"Dałam mu pieniądze, żeby kupił sobie kebab. Szedł normalnie ulicą. I nagle padł strzał" - w TVN24 powiedziała matka 13-latka postrzelonego w Głogowie. Ranny chłopiec został przewieziony do szpitala, jego życiu nie zagraża niebezpieczeństwo. Jak ustalił reporter TVN24, od początku roku w tej okolicy doszło do trzech podobnych przypadków. Zdjęcie zamieścił w naszym serwisie Reporter 24 PawlaNEWS.pl.
"Do zdarzenia doszło pomiędzy godziną 16 i 17 w rejonie ulicy Spółdzielczej. 13-latek szedł z dwoma dziewczynami w wieku około 10 lat. Nagle na plecach poczuł palący ból" - opisywał zajście rzecznik prasowy głogowskiej policji nadkom. Bogdan Kaleta.
Po przewiezieniu do szpitala i oględzinach lekarzy okazało się, że chłopiec został postrzelony najprawdopodobniej z wiatrówki. "Pocisk pochodzi z broni pneumatycznej albo śrutowej, przypuszczalnie z wiatrówki" - powiedział rzecznik policji.
Wyszedł po kebab
"Dałam mu pieniądze, żeby kupił sobie kebab. Szedł normalnie ulicą. I nagle padł strzał. Został trafiony w plecy" - relacjonowała Iwona Węglarz, matka 13-letniego Grzegorza.
"Jak się obrócił, to nikogo nie było. Nie wiadomo czy ktoś specjalnie go upolował, czy przypadkiem dostał. Bogu dzięki, że nie stało się nic gorszego, bo to dopiero byłaby tragedia" - mówiła.

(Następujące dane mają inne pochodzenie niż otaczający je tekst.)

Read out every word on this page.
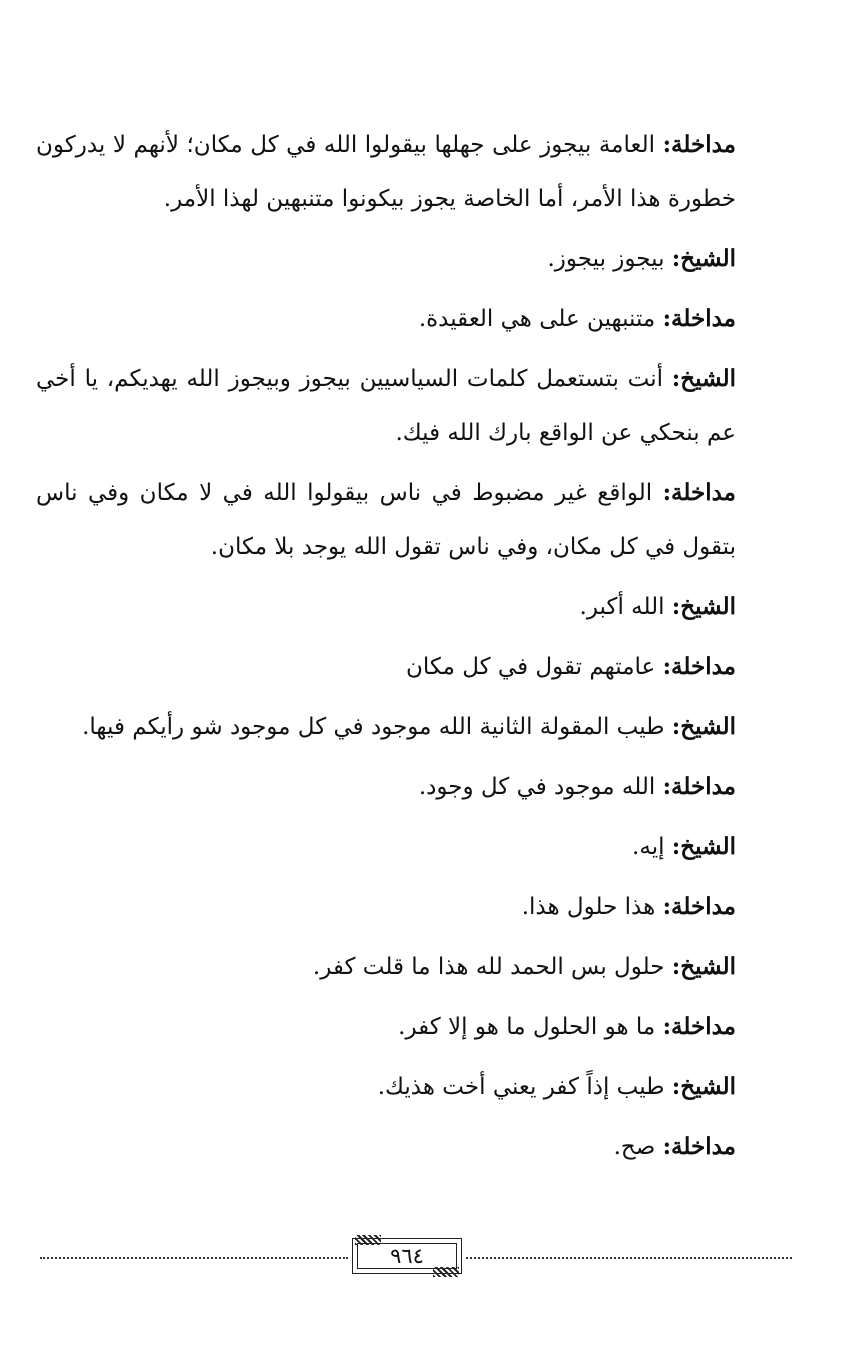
مداخلة: العامة بيجوز على جهلها بيقولوا الله في كل مكان؛ لأنهم لا يدركون خطورة هذا الأمر، أما الخاصة يجوز بيكونوا متنبهين لهذا الأمر.

الشيخ: بيجوز بيجوز.

مداخلة: متنبهين على هي العقيدة.

الشيخ: أنت بتستعمل كلمات السياسيين بيجوز وبيجوز الله يهديكم، يا أخي عم بنحكي عن الواقع بارك الله فيك.

مداخلة: الواقع غير مضبوط في ناس بيقولوا الله في لا مكان وفي ناس بتقول في كل مكان، وفي ناس تقول الله يوجد بلا مكان.

الشيخ: الله أكبر.

مداخلة: عامتهم تقول في كل مكان

الشيخ: طيب المقولة الثانية الله موجود في كل موجود شو رأيكم فيها.

مداخلة: الله موجود في كل وجود.

الشيخ: إيه.

مداخلة: هذا حلول هذا.

الشيخ: حلول بس الحمد لله هذا ما قلت كفر.

مداخلة: ما هو الحلول ما هو إلا كفر.

الشيخ: طيب إذاً كفر يعني أخت هذيك.

مداخلة: صح.

٩٦٤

Jak dodała, pomocy chłopcu udzielił przypadkowy mężczyzna.
Trzy podobne przypadki
Jak ustalił reporter TVN24, od początku roku w tej okolicy miały miejsce trzy podobne przypadki strzelania z broni śrutowej. "W tamtych przypadkach były to kule, które utkwiły w autobusach. Wiceprezes MPK zgłaszał sprawę na policję. Sprawy zakończyły się umorzeniem śledztwa" - powiedział Tomasz Mildyn.
Policja szuka sprawcy
13-latek przebywa w szpitalu na obserwacji, jego życiu nie zagraża niebezpieczeństwo.
Jak relacjonował reporter TVN24 Tomasz Mildyn, według lekarzy stan chłopca jest dobry. Po zabiegu, który odbędzie się najprawdopodobniej w poniedziałek, 13-latek będzie mógł wyjść do domu.
Nie wiadomo, kto strzelił do chłopca. "Sam nie może zlokalizować nawet kierunku, z którego ten strzał mógł paść" - mówił na antenie TVN24 nadkom. Kaleta.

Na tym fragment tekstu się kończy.